ある態様において、本開示は、酵素構築物を提供する。本開示のある酵素構築物は、少なくとも1つのポリペプチドをコードするポリヌクレオチド配列であって、ポリペプチドがGlcNAc-1-ホスホトランスフェラーゼまたはその断片を含む、ポリヌクレオチド配列である。本明細書で使用される場合、「本開示のポリヌクレオチド配列」及び「酵素構築物」という用語は交換可能である。本開示は、酵素構築物によってコードされる単離されたポリペプチド、酵素構築物を含むベクター、及び該ベクターを含む単離細胞も提供する。

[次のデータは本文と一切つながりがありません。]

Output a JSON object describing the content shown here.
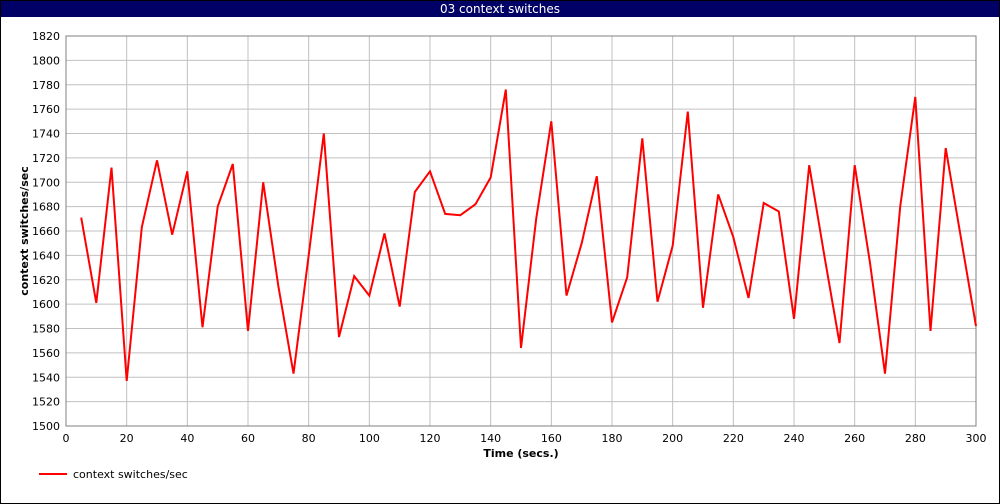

本開示のある酵素構築物は、少なくとも1つのポリペプチドをコードするポリヌクレオチド配列であって、ポリペプチドがGlcNAc-1-ホスホトランスフェラーゼまたはその断片を含む、ポリヌクレオチド配列である。ある特定の実施形態では、酵素構築物は、少なくとも1つのポリペプチドをコードするポリヌクレオチド配列であって、ポリペプチドがGlcNAc-1-ホスホトランスフェラーゼα/βサブユニットを含む、ポリヌクレオチド配列である。別の実施形態では、酵素構築物は、少なくとも1つのポリペプチドをコードするポリヌクレオチド配列であって、ポリペプチドがGlcNAc-1-ホスホトランスフェラーゼα/βサブユニットを含み、スペーサー1が欠失している、ポリヌクレオチド配列である。更に別の実施形態では、酵素構築物は、少なくとも1つのポリペプチドをコードするポリヌクレオチド配列であって、ポリペプチドがGlcNAc-1-ホスホトランスフェラーゼα/βサブユニットを含み、Notch1とα/β切断部位との間の領域が欠失している、ポリヌクレオチド配列である。なおも更に別の実施形態では、酵素構築物は、少なくとも1つのポリペプチドをコードするポリヌクレオチド配列であって、ポリペプチドがGlcNAc-1-ホスホトランスフェラーゼα/βサブユニットを含み、スペーサー1が欠失しており、Notch1とα/β切断部位との間の領域が欠失している、ポリヌクレオチド配列である。異なる実施形態では、酵素構築物は、少なくとも2つのポリペプチドをコードするポリヌクレオチド配列であって、ポリペプチドがGlcNAc-1-ホスホトランスフェラーゼまたはその断片を含む、ポリヌクレオチド配列である。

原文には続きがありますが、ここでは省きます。